Despite the tumultuous start to the stock market this year with massive declines in all three major indexes on Friday amid global fears of an economic slowdown, Generation X and Millennial investors should avoid adding bonds to their portfolios.
The markets took a nosedive dive with the Dow Jones Industrial Average dropping by 522 points on Friday at one point as it dipped below 16,000 and the S&P 500 index entering correction territory, falling more than 3% midday, wiping out the mini rally from the previous day. The Dow ended up at 15,988 with a 2.39% decline while the S&P 500 fell by 2.16% at 1,880. Though the Dow is up some 100 points this morning, investors are skittish and eager to make moves to safeguard their cash.

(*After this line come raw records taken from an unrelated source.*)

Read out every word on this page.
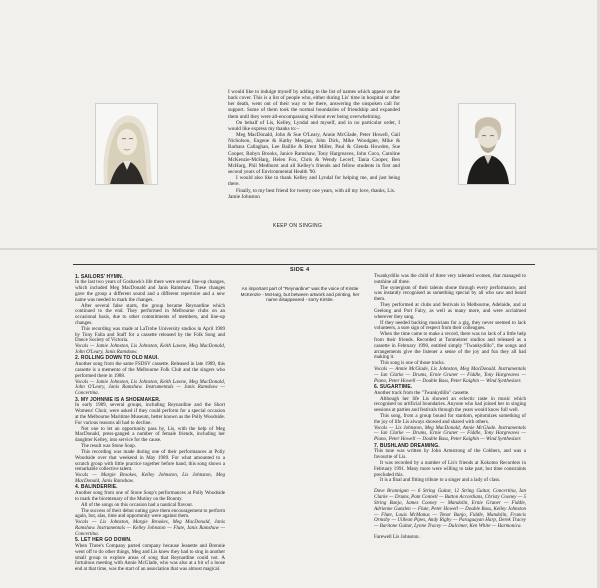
I would like to indulge myself by adding to the list of names which appear on the back cover. This is a list of people who, either during Lis' time in hospital or after her death, went out of their way to be there, answering the unspoken call for support. Some of them took the normal boundaries of friendship and expanded them until they were all-encompassing without ever being overwhelming.

On behalf of Lis, Kelley, Lyndal and myself, and in no particular order, I would like express my thanks to:–

Meg MacDonald, John & Sue O'Leary, Annie McGlade, Peter Howell, Gail Nicholson, Eugene & Kathy Meegan, John Dick, Mike Woodgate, Mike & Barbara Callaghan, Lee Baillie & Brent Miller, Paul & Glenda Howden, Sue Cooper, Robyn Brooks, Janice Ramshaw, Tony Hargreaves, John Coco, Caroline McKenzie-McHarg, Helen Fox, Chris & Wendy Lecerf, Tania Cooper, Ben McHarg, Phil Medhurst and all Kelley's friends and fellow students in first and second years of Environmental Health '90.

I would also like to thank Kelley and Lyndal for helping me, and just being there.

Finally, to my best friend for twenty one years, with all my love, thanks, Lis.

Jamie Johnston

KEEP ON SINGING
SIDE 4

1. SAILORS' HYMN.

In the last two years of Goshawk's life there were several line-up changes, which included Meg MacDonald and Janis Ramshaw. These changes gave the group a different sound and a different repertoire and a new name was needed to mark the changes.

After several false starts, the group became Reynardine which continued to the end. They performed in Melbourne clubs on an occasional basis, due to other commitments of members, and line-up changes.

This recording was made at LaTrobe University studios in April 1989 by Tony Falla and Staff for a cassette released by the Folk Song and Dance Society of Victoria.

Vocals — Jamie Johnston, Lis Johnston, Keith Lawne, Meg MacDonald, John O'Leary, Janis Ramshaw.

2. ROLLING DOWN TO OLD MAUI.

Another song from the same FSDSV cassette. Released in late 1989, this cassette is a memento of the Melbourne Folk Club and the singers who performed there in 1988.

Vocals — Jamie Johnston, Lis Johnston, Keith Lawne, Meg MacDonald, John O'Leary, Janis Ramshaw. Instrumentals — Janis Ramshaw — Concertina.

3. MY JOHNNIE IS A SHOEMAKER.

In early 1989, several groups, including Reynardine and the Short Womens' Choir, were asked if they could perform for a special occasion at the Melbourne Maritime Museum, better known as the Polly Woodside. For various reasons all had to decline.

Not one to let an opportunity pass by, Lis, with the help of Meg MacDonald, press-ganged a number of female friends, including her daughter Kelley, into service for the cause.

The result was Stone Soup.

This recording was made during one of their performances at Polly Woodside over that weekend in May 1989. For what amounted to a scratch group with little practice together before hand, this song shows a remarkable collective talent.

Vocals — Margie Brookes, Kelley Johnston, Lis Johnston, Meg MacDonald, Janis Ramshaw.

4. BALINDERRIE.

Another song from one of Stone Soup's performances at Polly Woodside to mark the bicentenary of the Mutiny on the Bounty.

All of the songs on this occasion had a nautical flavour.

The success of their debut outing gave them encouragement to perform again, but, alas, time and opportunity were against them.

Vocals — Lis Johnston, Margie Brookes, Meg MacDonald, Janis Ramshaw. Instrumentals — Kelley Johnston — Flute, Janis Ramshaw — Concertina.

5. LET HER GO DOWN.

When Three's Company parted company because Jeanette and Brennie went off to do other things, Meg and Lis knew they had to sing in another small group to explore areas of song that Reynardine could not. A fortuitous meeting with Annie McGlade, who was also at a bit of a loose end at that time, was the start of an association that was almost magical.

An important part of "Reynardine" was the voice of Kirstie McKenzie - McHarg, but between artwork and printing, her name disappeared - sorry Kirstie.

Twankydillo was the child of three very talented women, that managed to outshine all three.

The synergism of their talents shone through every performance, and was instantly recognised as something special by all who saw and heard them.

They performed at clubs and festivals in Melbourne, Adelaide, and at Geelong and Port Fairy, as well as many more, and were acclaimed wherever they sang.

If they needed backing musicians for a gig, they never seemed to lack volunteers, a sure sign of respect from their colleagues.

When the time came to make a record, there was no lack of a little help from their friends. Recorded at Tonmeister studios and released as a cassette in February 1990, entitled simply "Twankydillo", the songs and arrangements give the listener a sense of the joy and fun they all had making it.

This song is one of those tracks.

Vocals — Annie McGlade, Lis Johnston, Meg MacDonald. Instrumentals — Ian Clarke — Drums, Ernie Gruner — Fiddle, Tony Hargreaves — Piano, Peter Howell — Double Bass, Peter Kaighin — Wind Synthesizer.

6. SUGARTIME.

Another track from the "Twankydillo" cassette.

Although her life Lis showed an eclectic taste in music which recognised no artificial boundaries. Anyone who had joined her in singing sessions at parties and festivals through the years would know full well.

This song, from a group bound for stardom, epitomizes something of the joy of life Lis always showed and shared with others.

Vocals — Lis Johnston, Meg MacDonald, Annie McGlade. Instrumentals — Ian Clarke — Drums, Ernie Gruner — Fiddle, Tony Hargreaves — Piano, Peter Howell — Double Bass, Peter Kaighin — Wind Synthesizer.

7. BUSHLAND DREAMING.

This tune was written by John Armstrong of the Cobbers, and was a favourite of Lis.

It was recorded by a number of Lis's friends at Kokomo Recorders in February 1991. Many more were willing to take part, but time constraints precluded this.

It is a final and fitting tribute to a singer and a lady of class.

Dave Brannigan — 6 String Guitar, 12 String Guitar, Concertina, Ian Clarke — Drums, Pam Connell — Button Accordians, Christy Cooney — 5 String Banjo, James Cooney — Mandolin, Ernie Gruner — Fiddle, Adrienne Gunzlen — Flute, Peter Howell — Double Bass, Kelley Johnston — Flute, Louis McManus — Tenor Banjo, Fiddle, Mandolin, Francis Ormsby — Uillean Pipes, Andy Rigby — Paraguayan Harp, Derek Tracey — Baritone Guitar, Lynne Tracey — Dulcimer, Ken White — Harmonica.

Farewell Lis Johnston.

Yes, the steep declines this week could signify the beginning of a larger correction. Anticipation for a true rebound in the stock market has nearly evaporated as investors have continuously waged one massive selloff after another among deepening fears of a global downturn while crude oil tested new lows again.
But thought fearful investors often turn to investments that they deem to be safer, such as corporate bonds and Treasuries -- sacrificing yields for less volatility -- they need to resist this strategy. It's a fool’s errand, because in reality, bonds do not protect portfolios from “steep market declines,” said Matthew Tuttle, the portfolio manager of Tuttle Tactical Management U.S. Core ETF (TUTT).
Allocating more bonds than stocks in your portfolio may protect you from too much downside, but bonds do not rise as much as stocks will decline in a bear market, he said.
“This might offer some minimal protection, but it also protects you from making money in a bull market,” Tuttle said. “It also assumes that the 30-year bull market we have had in bonds will continue, which is mathematically impossible.”
Bonds do not need to be a “significant part” of a retirement portfolio, since “every bond is susceptible to default,” said Patrick Morris, CEO of New York-based HAGIN Investment Management.
Why Junk Bonds Are Not the Answer Either
With little upside to owning corporate bonds, some investors turn to distressed high yield bonds known as junk bonds. The main issue with owning them is that “it is a ton of work,” Morris said.
“Greek bonds, Argentina bonds and energy company debt are all great investments if you have the resources to really do in-depth research,” he added.
Ratings agencies are not always independent analysts of the bonds, so even if the bond receives an investment grade rating, the “event of a default can be hard to predict,” Morris said.